The special council’s investigation examined possible obstruction of justice and Trump campaign collusion with Moscow as part of its probe of Russian interference during the 2016 election.
“Attorney General Barr should immediately turn over all records to Congress and make the full special counsel’s report public,” said Sen. Chris Murphy. “Mueller investigated issues at the very core of our democracy—including whether a foreign power worked with the president or his campaign to get him elected, and whether (President Donald) Trump and those around him tried to cover it up. The American people deserve to know all the facts now. The future of American democracy depends on it.”
Sen. Richard Blumenthal, a member of the Senate Judiciary Committee, said “the imperative for transparency and full disclosure is immediate and urgent.”
“The public has a right to know all of the findings and evidence that resulted from this investigation,” Blumenthal said. “The public interest is paramount in disclosing not only conclusions, but the facts that led to them. There is no excuse for concealing any part of this report along with its findings and evidence – it would be tantamount to a cover-up.”
Blumenthal has said that, if needed, he would push to subpoena the Justice Department for information contained in Mueller’s report.
In his letter to leaders of the House and Senate Judiciary Committees, Barr said he intended to consult with Mueller and Deputy Attorney General Rod Rosenstein “to determine what other information from the report can be released to Congress and the public consistent with the law.”

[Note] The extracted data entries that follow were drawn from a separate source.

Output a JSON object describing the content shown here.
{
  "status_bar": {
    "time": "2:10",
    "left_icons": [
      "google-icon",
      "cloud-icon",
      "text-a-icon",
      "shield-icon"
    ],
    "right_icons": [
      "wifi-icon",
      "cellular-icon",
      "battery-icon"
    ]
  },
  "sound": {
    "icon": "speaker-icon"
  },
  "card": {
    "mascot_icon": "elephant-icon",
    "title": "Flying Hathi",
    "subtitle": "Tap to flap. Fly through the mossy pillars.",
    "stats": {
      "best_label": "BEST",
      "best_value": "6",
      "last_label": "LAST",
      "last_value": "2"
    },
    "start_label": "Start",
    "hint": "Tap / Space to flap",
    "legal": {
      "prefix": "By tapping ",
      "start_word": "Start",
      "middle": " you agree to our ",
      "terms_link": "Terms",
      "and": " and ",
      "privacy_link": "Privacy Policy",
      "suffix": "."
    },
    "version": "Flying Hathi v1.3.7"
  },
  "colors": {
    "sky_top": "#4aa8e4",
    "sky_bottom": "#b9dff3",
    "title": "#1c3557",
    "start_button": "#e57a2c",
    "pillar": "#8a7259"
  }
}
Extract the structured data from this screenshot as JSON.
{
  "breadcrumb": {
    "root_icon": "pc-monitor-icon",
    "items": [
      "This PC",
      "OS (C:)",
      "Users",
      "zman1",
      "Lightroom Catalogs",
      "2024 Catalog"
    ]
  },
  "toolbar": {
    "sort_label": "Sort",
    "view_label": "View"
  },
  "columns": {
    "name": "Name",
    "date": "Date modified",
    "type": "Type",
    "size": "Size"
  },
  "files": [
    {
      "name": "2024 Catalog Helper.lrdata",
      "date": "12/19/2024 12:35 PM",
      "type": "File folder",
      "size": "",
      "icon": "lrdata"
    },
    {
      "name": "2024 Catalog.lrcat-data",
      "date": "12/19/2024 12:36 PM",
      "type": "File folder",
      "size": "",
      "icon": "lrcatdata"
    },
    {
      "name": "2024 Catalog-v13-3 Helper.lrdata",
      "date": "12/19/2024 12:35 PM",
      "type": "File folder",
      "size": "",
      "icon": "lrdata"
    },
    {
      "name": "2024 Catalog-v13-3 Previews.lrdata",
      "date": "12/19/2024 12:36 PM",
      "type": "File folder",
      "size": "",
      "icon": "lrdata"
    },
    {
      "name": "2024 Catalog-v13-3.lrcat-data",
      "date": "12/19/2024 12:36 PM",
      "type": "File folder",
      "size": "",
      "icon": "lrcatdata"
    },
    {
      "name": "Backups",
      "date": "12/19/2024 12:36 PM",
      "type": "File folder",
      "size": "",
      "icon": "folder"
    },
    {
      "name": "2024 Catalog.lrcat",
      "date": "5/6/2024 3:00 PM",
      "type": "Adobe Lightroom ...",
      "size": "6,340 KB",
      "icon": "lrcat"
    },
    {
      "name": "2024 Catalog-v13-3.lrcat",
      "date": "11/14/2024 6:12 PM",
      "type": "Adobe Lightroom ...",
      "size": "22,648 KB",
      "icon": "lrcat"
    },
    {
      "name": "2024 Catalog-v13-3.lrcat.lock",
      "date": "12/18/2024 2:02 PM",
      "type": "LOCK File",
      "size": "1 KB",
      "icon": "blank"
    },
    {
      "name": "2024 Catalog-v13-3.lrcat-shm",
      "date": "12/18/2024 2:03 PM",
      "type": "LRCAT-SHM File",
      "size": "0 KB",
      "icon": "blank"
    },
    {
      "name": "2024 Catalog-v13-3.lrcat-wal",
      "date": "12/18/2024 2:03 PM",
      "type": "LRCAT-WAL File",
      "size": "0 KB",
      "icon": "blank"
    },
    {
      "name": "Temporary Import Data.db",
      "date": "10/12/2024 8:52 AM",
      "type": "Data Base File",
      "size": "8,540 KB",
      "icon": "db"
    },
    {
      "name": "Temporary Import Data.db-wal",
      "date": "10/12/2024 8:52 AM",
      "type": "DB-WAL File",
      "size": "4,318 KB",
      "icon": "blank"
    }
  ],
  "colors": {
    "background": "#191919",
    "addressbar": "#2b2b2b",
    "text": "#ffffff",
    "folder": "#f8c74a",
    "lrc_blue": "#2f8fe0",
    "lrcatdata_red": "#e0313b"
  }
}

“I am reviewing the report and anticipate I may be in a position to advise you of the special counsel’s principal conclusions as soon as this weekend,” Barr wrote.
Mueller’s probe has already resulted in the indictment of 34 people, including six former Trump aides or confidants. Those swept up in the indictments include Paul Manafort and Roger Stone, as well as Russian military officers and members of a Russian troll farm who tried to sow division among U.S. voters through fake social media accounts.
While Mueller’s probe remained leak-free, public court documents submitted during the investigation revealed how Trump associates like Manafort defrauded banks, cheated on their taxes, and lied repeatedly about their ties to Russia.
Trump has repeatedly denounced Mueller’s investigation as a witch hunt and said the probe has not turned up any evidence of collusion between his re-election campaign and the Kremlin.